Thanks for the interesting stuff about how the UN Peace Corps worked, btw. I didn't know any of that.
So why was the humanitarian problem of the brown skins in Iraq less important than the humanitarian problem of the darker skins in Sudan?
Of course we have limited resources. That's human nature and scarcity. You're familiar with?
If you're going to start playing Save The World progressive, then at least give the President proper credit for ridding the world of two brutally repressive regimes. That's more than most two-termers accomplish on the humanitarian front, and ought to be something so-called progressives can celebrate even if they hate the man who did it.

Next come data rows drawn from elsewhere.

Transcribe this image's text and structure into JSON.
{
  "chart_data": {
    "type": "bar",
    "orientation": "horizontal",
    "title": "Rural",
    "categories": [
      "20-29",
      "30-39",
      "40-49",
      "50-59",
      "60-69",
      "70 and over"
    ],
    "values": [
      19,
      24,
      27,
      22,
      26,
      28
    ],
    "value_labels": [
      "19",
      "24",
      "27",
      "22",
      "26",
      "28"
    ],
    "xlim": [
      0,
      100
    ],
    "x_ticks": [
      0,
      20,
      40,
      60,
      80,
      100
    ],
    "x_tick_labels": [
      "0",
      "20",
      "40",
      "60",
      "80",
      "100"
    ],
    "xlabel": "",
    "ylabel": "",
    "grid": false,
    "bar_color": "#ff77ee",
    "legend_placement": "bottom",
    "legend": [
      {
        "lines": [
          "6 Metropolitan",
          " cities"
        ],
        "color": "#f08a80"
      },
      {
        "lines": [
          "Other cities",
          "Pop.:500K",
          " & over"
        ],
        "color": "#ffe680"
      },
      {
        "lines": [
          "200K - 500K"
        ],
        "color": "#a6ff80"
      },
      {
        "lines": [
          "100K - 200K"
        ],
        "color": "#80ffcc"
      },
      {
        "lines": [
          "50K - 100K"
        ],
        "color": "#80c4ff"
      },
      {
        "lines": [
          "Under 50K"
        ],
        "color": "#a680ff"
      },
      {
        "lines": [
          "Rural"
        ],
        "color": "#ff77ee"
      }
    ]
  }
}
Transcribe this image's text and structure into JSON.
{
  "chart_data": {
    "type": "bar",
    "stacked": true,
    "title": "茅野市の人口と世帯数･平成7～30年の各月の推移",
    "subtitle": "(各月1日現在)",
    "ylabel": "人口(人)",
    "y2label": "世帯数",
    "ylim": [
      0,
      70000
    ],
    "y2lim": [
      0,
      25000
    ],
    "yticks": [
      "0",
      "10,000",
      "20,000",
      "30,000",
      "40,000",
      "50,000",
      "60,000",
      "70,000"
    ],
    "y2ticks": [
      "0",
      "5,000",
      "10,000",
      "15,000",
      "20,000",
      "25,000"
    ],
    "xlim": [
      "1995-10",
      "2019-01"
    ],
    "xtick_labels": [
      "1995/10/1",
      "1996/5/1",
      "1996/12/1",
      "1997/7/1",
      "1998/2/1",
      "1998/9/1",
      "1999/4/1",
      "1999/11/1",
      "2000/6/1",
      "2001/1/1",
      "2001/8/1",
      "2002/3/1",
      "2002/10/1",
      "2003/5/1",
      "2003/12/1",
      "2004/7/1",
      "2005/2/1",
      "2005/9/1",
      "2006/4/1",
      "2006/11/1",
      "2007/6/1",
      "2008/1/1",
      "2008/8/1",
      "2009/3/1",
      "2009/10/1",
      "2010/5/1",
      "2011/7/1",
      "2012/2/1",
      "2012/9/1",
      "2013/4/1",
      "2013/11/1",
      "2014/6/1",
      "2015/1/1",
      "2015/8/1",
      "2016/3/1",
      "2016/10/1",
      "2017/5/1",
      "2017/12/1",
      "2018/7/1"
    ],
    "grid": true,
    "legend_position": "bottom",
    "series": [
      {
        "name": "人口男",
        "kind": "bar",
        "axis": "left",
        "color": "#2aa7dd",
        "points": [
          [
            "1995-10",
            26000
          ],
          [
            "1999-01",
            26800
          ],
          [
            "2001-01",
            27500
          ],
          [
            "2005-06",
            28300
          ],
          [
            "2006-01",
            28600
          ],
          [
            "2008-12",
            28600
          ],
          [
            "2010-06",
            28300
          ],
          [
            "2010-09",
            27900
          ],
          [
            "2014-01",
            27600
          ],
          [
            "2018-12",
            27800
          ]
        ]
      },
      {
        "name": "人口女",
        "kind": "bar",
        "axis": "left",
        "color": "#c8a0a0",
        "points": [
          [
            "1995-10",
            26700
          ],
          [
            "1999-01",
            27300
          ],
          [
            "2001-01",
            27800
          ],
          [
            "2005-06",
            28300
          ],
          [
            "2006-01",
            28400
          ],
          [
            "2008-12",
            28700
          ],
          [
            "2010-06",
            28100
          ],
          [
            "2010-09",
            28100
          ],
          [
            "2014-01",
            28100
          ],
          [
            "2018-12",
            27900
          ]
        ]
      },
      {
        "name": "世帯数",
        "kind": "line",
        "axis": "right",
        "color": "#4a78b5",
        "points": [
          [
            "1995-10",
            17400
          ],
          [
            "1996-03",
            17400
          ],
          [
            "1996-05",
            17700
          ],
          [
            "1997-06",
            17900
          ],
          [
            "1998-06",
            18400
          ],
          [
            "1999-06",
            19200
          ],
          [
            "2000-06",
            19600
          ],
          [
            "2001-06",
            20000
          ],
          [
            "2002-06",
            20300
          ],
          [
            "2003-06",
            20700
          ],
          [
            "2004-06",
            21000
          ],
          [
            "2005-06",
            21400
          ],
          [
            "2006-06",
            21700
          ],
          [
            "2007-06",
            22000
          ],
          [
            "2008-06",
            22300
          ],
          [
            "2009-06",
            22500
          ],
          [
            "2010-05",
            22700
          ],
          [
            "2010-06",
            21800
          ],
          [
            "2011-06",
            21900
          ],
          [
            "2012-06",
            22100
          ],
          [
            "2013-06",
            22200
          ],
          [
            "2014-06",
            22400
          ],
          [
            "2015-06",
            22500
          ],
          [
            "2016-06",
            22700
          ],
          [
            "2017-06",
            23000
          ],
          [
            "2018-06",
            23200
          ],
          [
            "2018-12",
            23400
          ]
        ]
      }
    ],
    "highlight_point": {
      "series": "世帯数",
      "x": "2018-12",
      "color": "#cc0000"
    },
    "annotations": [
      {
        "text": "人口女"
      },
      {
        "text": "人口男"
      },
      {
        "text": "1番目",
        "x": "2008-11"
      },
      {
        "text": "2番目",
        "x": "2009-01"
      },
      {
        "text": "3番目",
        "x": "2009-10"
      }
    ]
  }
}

Gosh, Kevin, maybe the fact that the invasion of Iraq wasn't sold as a humanitarian mission but as a we-must-prevent-Saddam-from-nuking-our-asses one has something to do with it. How much support would there have been for unilaterally sending in 130,000 troops for some indefinite length of time for strictly humanitarian purposes?
I don't recall George and Dick breaking Sudan, so "You broke it, you bought it" does not apply to Sudan. If anything, "You broke it, you bought it" applies to every Arab League country and the "Human Rights" lapdog-watchdog at the UN when it comes to Sudan for the "Arabs versus Darkies" slaughter.
As for the so-called 101st crap you're pedding, enough medical issues not to have been able to serve. And I do believe my medical history is a private matter, or do you not believe in that privacy thing when it comes to smearing patriots of a different color?